ChartBrief #1 – Global Freight Rates by Topdown Charts

ChartBrief …what’s a ChartBrief? (you might be thinking)  But then again, the name kind of says it all. ChartBrief is a new series or format of posts that will be featuring on Topdown Charts.  It’s a chart and at most 2 paragraphs.  It differs from the usual article here which goes through a series of charts and ties it all together with some sort of theme, outlook, or investment conclusion.  ChartBrief is meant to be an efficient means of getting interesting, thought provoking, and breaking news charts up, but with a bit more commentary and context than you might get on the Twitter feed.

So here’s the first one (and yes they will all be numbered, so we can refer back to them easily)
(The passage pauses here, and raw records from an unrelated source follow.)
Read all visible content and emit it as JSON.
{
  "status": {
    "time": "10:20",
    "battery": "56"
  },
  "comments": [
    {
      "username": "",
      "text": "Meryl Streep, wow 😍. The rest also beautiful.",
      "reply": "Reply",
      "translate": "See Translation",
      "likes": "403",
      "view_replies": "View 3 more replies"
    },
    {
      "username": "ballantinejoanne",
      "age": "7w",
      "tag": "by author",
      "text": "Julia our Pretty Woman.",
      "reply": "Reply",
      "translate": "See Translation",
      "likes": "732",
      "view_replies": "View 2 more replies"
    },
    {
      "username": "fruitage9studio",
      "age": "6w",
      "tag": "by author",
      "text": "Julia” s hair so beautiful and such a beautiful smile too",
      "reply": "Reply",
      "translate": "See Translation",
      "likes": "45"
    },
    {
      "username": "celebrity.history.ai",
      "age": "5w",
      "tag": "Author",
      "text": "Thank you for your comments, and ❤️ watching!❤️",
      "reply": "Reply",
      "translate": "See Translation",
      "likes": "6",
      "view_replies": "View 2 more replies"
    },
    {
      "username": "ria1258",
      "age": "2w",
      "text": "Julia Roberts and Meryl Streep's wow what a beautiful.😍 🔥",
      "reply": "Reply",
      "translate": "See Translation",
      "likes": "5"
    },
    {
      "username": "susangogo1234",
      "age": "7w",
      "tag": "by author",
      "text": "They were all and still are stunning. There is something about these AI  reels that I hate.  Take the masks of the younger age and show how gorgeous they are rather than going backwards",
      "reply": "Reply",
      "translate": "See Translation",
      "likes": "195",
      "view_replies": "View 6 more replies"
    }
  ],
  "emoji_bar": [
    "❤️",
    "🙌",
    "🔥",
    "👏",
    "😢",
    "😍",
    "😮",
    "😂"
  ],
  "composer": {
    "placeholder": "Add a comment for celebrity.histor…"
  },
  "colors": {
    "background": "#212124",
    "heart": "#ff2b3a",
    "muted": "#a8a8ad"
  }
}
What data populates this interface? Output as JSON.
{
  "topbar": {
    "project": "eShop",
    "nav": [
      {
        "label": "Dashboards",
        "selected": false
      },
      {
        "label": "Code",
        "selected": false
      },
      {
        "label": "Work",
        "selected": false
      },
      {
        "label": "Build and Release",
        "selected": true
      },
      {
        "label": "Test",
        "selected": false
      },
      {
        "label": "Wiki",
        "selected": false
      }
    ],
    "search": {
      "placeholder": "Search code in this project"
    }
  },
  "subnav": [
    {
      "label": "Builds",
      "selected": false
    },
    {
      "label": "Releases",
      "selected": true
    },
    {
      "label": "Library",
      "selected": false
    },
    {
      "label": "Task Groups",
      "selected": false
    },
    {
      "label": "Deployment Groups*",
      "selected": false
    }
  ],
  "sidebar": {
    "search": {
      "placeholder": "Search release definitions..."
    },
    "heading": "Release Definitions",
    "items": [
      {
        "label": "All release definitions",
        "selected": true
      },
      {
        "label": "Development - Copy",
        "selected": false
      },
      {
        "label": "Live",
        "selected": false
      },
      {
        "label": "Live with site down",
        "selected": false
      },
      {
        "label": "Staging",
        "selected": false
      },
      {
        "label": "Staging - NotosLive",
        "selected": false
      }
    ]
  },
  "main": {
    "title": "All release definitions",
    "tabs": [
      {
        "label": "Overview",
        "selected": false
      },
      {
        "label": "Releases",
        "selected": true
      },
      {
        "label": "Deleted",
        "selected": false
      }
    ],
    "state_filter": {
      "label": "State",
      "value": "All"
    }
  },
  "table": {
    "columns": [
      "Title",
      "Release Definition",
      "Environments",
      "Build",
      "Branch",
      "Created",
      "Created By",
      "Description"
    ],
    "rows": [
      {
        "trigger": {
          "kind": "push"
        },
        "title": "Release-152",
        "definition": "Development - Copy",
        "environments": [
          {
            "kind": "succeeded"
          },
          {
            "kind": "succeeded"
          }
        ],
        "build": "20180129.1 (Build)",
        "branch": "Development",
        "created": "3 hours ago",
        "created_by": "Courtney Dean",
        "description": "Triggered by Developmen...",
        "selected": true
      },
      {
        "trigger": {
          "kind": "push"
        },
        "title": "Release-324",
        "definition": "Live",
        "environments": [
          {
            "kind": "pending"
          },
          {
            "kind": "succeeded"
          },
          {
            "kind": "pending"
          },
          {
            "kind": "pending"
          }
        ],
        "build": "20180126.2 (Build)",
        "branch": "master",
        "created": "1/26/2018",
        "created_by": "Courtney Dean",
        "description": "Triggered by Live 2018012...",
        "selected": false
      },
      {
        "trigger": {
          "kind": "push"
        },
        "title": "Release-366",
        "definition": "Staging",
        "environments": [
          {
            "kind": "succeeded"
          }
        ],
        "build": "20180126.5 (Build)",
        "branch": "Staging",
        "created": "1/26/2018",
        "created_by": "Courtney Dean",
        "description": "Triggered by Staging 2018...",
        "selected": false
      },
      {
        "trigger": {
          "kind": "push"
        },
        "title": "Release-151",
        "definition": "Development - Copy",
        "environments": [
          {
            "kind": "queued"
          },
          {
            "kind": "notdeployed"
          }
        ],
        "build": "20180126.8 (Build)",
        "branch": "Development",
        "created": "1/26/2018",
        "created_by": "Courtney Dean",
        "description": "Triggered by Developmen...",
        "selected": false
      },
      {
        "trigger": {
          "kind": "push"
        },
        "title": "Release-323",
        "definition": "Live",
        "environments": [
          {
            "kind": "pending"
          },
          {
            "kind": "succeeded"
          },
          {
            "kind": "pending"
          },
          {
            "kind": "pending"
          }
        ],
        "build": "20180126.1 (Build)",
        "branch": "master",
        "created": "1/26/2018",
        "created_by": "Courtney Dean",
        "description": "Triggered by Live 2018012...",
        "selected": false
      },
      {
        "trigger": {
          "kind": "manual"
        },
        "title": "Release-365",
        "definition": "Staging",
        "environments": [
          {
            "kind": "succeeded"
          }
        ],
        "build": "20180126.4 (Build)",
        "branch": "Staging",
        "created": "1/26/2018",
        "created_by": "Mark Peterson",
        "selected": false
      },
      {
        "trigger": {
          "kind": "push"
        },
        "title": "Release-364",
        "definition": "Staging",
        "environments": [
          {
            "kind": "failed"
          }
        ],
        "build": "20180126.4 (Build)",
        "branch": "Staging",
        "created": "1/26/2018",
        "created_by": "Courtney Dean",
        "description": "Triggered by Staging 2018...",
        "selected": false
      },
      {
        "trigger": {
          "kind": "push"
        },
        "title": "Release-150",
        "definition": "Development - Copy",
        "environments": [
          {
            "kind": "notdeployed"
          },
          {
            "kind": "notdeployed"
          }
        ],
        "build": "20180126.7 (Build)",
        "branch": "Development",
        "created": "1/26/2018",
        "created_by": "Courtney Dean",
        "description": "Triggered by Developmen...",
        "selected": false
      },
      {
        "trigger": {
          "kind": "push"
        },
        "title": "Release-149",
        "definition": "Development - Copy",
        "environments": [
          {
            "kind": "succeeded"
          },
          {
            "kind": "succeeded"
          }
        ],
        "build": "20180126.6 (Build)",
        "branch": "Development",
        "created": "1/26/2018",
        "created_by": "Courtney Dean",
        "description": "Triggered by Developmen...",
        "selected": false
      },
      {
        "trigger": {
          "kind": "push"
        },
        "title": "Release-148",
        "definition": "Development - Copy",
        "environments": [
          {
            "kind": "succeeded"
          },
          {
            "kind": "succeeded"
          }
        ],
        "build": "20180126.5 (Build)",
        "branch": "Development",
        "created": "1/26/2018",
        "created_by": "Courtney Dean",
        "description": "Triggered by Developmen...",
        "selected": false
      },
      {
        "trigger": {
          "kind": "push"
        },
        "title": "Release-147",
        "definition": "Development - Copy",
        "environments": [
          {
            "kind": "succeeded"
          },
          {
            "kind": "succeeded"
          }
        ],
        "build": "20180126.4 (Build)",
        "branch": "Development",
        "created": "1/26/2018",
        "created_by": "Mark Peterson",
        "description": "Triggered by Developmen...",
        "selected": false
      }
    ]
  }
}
An interesting trend has emerged in two key global freight cost indexes; the well known Baltic Dry Index, and the slightly lesser known China Containerized Freight Index (CCFI). The former tends to deal more in bulk commodities, and the latter has broader coverage and specifically measures freight rates for Chinese exports – a useful thing given China still remains an important global supplier.

Global Freight Rates

After hitting their worst levels earlier this year (February for the Baltic Dry and April for the CCFI) both have begun a gradual recovery process. These indexes provide a proxy for global trade demand, and both are high frequency indicators (daily for the Baltic Dry and weekly for the CCFI), so are worth keeping an eye on. The nascent improving trend is a positive sign for global trade growth.